My experiments run for 1 million episodes with a hard horizon
of 200. I’m on a compute node with 72 processors, so I have set num_workers
to 71, rollout_fragment_length
is 200, and train_batch_size
is 1000. I set my checkpoint_freq
to 100_000, expecting to get 11 checkpoints (1 for each step along the way and a final one at the end).
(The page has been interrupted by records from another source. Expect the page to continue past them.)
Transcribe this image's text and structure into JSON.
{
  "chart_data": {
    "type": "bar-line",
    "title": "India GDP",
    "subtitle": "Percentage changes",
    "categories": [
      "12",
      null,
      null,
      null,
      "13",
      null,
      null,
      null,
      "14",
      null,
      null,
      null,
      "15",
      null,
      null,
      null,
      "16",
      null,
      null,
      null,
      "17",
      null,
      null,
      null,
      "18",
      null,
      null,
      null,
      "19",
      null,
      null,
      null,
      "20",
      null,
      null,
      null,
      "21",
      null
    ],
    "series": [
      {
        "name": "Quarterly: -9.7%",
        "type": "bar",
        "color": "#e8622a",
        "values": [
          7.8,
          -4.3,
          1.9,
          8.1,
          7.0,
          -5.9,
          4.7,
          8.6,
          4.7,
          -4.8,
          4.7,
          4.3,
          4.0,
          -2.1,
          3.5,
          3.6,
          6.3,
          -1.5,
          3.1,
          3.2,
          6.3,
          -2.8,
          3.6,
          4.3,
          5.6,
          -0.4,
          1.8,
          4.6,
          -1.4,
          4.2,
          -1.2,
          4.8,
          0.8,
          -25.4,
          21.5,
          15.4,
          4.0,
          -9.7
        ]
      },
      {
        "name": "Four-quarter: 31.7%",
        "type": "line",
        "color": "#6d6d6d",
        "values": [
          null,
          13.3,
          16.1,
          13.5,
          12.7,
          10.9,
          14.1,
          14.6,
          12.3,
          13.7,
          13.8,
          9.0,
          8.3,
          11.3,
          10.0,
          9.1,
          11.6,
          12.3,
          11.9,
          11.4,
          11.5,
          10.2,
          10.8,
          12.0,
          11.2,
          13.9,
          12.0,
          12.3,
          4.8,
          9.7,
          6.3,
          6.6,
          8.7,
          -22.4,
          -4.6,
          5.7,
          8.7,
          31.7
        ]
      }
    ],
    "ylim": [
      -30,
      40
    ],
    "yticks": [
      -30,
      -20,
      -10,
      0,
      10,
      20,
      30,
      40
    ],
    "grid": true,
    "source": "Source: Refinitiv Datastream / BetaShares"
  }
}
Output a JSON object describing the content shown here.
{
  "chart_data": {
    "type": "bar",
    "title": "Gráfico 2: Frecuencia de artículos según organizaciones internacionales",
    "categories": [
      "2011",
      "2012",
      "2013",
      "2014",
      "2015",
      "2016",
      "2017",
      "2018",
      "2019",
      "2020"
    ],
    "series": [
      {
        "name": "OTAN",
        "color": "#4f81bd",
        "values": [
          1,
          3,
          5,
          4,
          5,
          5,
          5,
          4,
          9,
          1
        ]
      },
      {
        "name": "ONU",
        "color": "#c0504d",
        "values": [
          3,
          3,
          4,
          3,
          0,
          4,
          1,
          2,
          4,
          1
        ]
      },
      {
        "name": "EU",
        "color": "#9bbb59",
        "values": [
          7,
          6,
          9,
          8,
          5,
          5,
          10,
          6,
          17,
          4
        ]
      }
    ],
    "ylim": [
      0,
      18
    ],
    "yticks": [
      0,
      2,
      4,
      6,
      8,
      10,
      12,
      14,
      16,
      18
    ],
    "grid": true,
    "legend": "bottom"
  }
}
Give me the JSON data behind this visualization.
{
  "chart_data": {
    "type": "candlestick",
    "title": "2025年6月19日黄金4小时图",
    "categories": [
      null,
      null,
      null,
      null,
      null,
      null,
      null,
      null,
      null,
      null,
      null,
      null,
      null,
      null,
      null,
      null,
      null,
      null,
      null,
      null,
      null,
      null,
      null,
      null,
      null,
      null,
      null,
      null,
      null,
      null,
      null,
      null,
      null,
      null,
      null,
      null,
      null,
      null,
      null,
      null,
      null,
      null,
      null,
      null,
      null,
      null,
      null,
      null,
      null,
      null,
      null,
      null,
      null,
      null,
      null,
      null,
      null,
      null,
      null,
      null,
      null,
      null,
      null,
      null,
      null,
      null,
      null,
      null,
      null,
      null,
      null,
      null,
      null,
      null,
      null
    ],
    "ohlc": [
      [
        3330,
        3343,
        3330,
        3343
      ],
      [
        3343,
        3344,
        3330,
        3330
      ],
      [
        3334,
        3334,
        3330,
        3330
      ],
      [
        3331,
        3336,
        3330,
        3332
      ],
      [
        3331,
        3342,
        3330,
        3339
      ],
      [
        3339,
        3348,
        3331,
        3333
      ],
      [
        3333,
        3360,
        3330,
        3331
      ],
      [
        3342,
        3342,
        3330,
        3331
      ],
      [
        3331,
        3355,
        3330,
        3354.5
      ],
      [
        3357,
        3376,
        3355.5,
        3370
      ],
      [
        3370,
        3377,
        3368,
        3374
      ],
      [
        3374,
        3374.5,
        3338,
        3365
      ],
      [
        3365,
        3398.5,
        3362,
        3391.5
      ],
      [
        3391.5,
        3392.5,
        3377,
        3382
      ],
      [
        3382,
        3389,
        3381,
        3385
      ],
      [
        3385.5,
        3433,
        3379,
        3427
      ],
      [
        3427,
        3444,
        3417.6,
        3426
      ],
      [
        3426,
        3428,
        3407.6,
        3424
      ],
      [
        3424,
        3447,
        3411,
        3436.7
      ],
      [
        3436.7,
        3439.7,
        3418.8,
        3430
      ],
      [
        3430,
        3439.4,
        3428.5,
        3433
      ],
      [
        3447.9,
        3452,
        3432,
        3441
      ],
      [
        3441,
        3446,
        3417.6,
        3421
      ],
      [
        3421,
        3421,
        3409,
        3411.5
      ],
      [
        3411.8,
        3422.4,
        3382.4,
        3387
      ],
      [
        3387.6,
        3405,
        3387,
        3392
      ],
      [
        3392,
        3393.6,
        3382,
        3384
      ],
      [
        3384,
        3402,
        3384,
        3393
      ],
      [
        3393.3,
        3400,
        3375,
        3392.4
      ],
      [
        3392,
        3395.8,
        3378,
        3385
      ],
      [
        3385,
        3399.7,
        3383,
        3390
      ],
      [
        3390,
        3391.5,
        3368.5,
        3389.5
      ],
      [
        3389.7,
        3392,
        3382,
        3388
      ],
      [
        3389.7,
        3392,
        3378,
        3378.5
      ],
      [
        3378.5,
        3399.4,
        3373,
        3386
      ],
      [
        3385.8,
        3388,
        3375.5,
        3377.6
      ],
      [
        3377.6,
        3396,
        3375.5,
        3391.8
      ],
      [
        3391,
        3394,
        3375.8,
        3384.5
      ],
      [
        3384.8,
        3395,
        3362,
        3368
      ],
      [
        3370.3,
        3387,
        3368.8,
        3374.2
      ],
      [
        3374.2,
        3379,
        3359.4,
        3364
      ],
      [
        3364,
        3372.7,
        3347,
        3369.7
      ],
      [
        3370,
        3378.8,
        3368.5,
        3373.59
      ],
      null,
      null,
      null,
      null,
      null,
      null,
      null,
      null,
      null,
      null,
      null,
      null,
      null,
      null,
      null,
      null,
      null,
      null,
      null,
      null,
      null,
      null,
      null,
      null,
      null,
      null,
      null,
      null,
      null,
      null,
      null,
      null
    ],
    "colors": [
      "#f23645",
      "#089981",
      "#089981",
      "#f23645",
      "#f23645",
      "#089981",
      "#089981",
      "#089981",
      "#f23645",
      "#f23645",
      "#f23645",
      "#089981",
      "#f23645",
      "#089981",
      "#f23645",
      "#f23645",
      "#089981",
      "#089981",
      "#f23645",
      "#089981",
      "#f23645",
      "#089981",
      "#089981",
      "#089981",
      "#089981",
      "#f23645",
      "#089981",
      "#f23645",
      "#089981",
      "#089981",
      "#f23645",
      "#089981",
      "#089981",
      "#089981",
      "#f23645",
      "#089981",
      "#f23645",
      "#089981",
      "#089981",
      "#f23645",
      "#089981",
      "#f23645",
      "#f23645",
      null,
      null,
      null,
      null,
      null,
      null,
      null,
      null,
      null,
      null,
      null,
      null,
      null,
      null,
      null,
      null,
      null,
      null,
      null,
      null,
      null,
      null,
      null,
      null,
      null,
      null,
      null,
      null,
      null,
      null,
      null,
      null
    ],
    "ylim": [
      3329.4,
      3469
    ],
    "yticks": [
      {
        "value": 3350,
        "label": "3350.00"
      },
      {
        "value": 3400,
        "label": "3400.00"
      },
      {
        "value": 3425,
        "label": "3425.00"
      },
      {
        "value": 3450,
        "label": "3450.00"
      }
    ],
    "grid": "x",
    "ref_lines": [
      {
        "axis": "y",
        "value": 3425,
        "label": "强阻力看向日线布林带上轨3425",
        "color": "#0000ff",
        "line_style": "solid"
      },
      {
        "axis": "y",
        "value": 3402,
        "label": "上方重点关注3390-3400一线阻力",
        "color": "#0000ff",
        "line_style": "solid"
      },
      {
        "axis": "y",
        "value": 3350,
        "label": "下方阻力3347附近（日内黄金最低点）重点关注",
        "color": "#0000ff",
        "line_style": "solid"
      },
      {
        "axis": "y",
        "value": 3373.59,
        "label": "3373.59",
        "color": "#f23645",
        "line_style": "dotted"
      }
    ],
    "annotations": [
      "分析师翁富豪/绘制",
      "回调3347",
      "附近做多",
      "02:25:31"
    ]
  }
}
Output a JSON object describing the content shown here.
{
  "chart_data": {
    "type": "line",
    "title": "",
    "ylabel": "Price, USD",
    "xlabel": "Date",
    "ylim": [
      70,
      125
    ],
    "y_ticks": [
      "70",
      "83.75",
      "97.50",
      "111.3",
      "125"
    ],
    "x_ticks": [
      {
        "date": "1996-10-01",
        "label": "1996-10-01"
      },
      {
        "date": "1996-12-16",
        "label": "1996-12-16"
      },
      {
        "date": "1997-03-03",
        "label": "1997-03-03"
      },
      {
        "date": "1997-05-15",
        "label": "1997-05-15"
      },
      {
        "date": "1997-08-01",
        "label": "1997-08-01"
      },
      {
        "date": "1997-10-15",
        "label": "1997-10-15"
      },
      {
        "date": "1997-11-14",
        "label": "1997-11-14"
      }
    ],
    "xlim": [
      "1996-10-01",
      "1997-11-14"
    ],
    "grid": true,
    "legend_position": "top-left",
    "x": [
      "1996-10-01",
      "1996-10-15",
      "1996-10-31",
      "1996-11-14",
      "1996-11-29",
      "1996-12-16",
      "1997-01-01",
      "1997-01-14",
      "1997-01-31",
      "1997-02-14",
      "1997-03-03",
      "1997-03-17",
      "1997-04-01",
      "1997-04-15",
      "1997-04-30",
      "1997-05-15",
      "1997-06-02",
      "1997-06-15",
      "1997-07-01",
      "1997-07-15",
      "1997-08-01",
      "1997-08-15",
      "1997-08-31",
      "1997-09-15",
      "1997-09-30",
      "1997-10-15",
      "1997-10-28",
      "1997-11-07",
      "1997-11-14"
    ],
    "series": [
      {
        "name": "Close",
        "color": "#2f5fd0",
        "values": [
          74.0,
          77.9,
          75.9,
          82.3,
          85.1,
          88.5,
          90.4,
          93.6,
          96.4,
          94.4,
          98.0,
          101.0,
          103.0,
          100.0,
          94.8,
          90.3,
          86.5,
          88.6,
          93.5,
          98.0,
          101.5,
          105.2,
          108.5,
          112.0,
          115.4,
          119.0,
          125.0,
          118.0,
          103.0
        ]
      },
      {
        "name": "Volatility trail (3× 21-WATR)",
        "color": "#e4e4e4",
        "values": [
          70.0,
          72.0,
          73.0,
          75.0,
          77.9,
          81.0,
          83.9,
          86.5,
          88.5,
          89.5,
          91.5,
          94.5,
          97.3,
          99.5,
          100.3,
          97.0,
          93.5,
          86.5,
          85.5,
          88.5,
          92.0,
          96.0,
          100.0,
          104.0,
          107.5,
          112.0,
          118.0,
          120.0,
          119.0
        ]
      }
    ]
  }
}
However, I don’t get a single checkpoint except for the one at the end (if my experiment ended before the compute node died).
This is super strange, and the API docs are vague because it’s not obvious to me what constitutes a “training iteration”. So I’ve been playing around with the parallel and batch config, and here are some numbers:
+ -------------- + --------------- + ------- + ------- + ----------------------- + ------------------- + ----------------- + ------------------------------- +
| episodes total | checkpoint freq | horizon | workers | rollout fragment length | training batch size | checkpoint at end | resulting number of checkpoints |
+ -------------- + --------------- + ------- + ------- + ----------------------- + ------------------- + ----------------- + ------------------------------- +
| 1e6 | 100 | 1 | 71 | 200 | 1000 | True | 1 |
| 1e6 | 10 | 1 | 71 | 200 | 1000 | True | 2 |
| 1e6 | 5 | 1 | 71 | 200 | 1000 | True | 3 |
| 1e6 | 1 | 1 | 71 | 200 | 1000 | True | 13 |
| 10 | 1 | 1 | 1 | 200 | 1000 | True | 1 |
| 100 | 1 | 1 | 1 | 200 | 1000 | True | 1 |
| 10 | 1 | 200 | 1 | 200 | 200 | False | 2 |
| 100 | 1 | 200 | 1 | 200 | 200 | False | 5 |
| 100 | 1 | 200 | 1 | 200 | 1000 | False | 4 |
| 100 | 1 | 200 | 71 | 200 | 1000 | False | 2 |
+ -------------- + --------------- + ------- + ------- + ----------------------- + ------------------- + ----------------- + ------------------------------- +
It’s not clear to me exactly how to interpret these numbers into a usable understanding for setting checkpoint_freq
, but I provide them here because maybe it is clear to someone else.
Anyways, does anyone have any insights on how to understand checkpoint_freq
? For my experiments, I’m just going to set it to 1, but it would be nice to have a better understanding.